Taxation, Revenue Take Note of Answers


I rise to speak on the motion to take note of the answer to the question to the effect: do we have a revenue problem or a spending problem? I just heard Senator Gallacher’s contribution to this debate. One of the things that strike me about the comments coming from the opposite side is that people frequently confuse public announcements or the lack thereof with a lack of activity in policy development. One of the first steps the coalition government took in 2013 was to instigate a significant review of taxation so that we would understand the consequences of various actions. Part of that commitment was to work through what those consequences were. We felt that was important because when we came into government we inherited commitments made by the Labor government that locked in structural spending, and the revenue was not there to support that structural spending.

In actual fact, in 2013 spending increases were some $7½ billion more than revenue over the forward estimates. The minerals rent resource tax, which my colleague Senator Edwards mentioned just before, is the typical case of policy which was made on the run by the Labor Party so that they could rush something out. At the moment they are encouraging us to rush stuff out, like they did with the MRRT. That tax was forecast to raise billions of dollars, because it was based on the returns Labor felt the mining industry was achieving at the time. The problem is that, as we all know, world circumstances have changed, so those returns are lower. But even at the time, 2013 into 2014, that tax was delivering significantly less than Labor planned. The problem was that they had already locked in structural spending commitments based on revenue that they did not have. Part of the reason that Australia now has such a high debt that we are borrowing money to pay the interest on that debt is that those spending measures have been locked in.
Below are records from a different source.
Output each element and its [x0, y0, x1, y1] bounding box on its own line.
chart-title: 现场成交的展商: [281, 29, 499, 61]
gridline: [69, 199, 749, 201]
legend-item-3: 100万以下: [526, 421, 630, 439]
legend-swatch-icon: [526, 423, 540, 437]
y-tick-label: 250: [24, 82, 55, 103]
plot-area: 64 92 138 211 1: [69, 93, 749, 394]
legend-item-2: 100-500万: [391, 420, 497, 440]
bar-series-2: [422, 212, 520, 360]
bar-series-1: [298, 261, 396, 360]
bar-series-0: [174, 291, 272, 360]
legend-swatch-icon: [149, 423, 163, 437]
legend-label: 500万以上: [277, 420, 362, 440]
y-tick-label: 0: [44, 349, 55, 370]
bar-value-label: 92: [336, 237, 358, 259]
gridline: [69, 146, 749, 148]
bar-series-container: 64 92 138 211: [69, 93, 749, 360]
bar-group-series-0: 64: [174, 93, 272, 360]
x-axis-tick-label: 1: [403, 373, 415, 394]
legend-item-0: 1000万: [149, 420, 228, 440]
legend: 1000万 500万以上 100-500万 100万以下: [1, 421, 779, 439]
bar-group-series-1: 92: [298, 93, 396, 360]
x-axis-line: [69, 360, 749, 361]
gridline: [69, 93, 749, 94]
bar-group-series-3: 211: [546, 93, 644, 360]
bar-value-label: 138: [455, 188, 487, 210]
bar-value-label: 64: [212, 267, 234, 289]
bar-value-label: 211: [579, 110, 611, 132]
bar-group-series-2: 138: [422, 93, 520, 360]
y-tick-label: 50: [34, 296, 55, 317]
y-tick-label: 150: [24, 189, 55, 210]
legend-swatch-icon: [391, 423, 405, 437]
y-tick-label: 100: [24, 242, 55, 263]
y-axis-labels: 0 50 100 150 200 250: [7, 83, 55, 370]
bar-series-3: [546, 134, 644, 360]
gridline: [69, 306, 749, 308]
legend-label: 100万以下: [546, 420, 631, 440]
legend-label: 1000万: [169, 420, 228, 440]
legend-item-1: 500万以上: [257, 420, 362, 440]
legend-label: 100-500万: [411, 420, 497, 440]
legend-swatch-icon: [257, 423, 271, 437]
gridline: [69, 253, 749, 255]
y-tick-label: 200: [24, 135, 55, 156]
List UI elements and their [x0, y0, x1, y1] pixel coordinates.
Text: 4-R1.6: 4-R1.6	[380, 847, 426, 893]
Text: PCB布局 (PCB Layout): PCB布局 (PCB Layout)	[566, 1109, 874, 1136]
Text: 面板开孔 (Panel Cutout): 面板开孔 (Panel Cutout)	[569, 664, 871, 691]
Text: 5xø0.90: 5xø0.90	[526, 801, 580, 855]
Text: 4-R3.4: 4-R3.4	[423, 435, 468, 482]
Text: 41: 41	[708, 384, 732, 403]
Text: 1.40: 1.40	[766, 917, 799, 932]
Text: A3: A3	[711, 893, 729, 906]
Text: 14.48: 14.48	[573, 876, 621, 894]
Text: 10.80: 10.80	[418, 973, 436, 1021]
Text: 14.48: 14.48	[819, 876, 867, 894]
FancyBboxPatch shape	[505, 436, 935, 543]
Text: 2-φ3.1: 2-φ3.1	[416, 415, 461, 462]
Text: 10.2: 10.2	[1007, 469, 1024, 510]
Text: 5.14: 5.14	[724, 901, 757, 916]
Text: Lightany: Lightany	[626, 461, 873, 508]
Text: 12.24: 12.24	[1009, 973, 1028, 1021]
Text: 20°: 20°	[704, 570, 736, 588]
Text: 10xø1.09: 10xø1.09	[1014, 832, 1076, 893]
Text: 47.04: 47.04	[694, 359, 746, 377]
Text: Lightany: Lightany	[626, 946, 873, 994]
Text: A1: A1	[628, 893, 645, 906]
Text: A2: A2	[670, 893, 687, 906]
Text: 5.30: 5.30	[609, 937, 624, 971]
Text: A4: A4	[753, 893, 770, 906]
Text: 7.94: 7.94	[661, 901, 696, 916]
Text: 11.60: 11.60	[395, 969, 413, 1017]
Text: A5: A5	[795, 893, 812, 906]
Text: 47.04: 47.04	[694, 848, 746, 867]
Part of this coalition government’s election commitment was to get rid of some of those spending commitments, because the revenue that was supposed to support them did not eventuate. We did manage to get rid of some, but many of those measures and much of the savings—in fact even some of the savings measures that Labor themselves had proposed at the 2013 election—Labor subsequently refused to support here in the Senate. It is a bit like saying you don’t like the direction the Titanic is on, yet you are chaining the steering wheel or the helm so that the government has limited ability to change its direction. If you want us to reduce the structural spending that the Labor Party put in place then you need to allow the government freedom of action to implement its policies. There is no point claiming that the government has a spending problem of our making when we inherited it from the now opposition and the now opposition has consistently blocked attempts by this government to make the savings measures that it promised to make during the election.

So the reality is that there is a spending problem in Australia that has a significantly greater impact than the revenue problem. Revenue is an issue. We are seeing declining revenue because of the decline in the mining sector, but even before this most recent decline occurred, as highlighted back in 2013 at the time of the election, we had already seen that the former government committed to spending that was not matched by revenue, and that has to be undone if Australia is going to be on a sustainable footing. Just as any household knows that they cannot commit to more spending than income being earned, this Senate needs to recognise that the government has a mandate to get spending under control. This Senate needs to be prepared to work with the government to allow us to pass the very savings measures that we have put forward so that we can put Australia’s economy onto a sustainable basis into the future.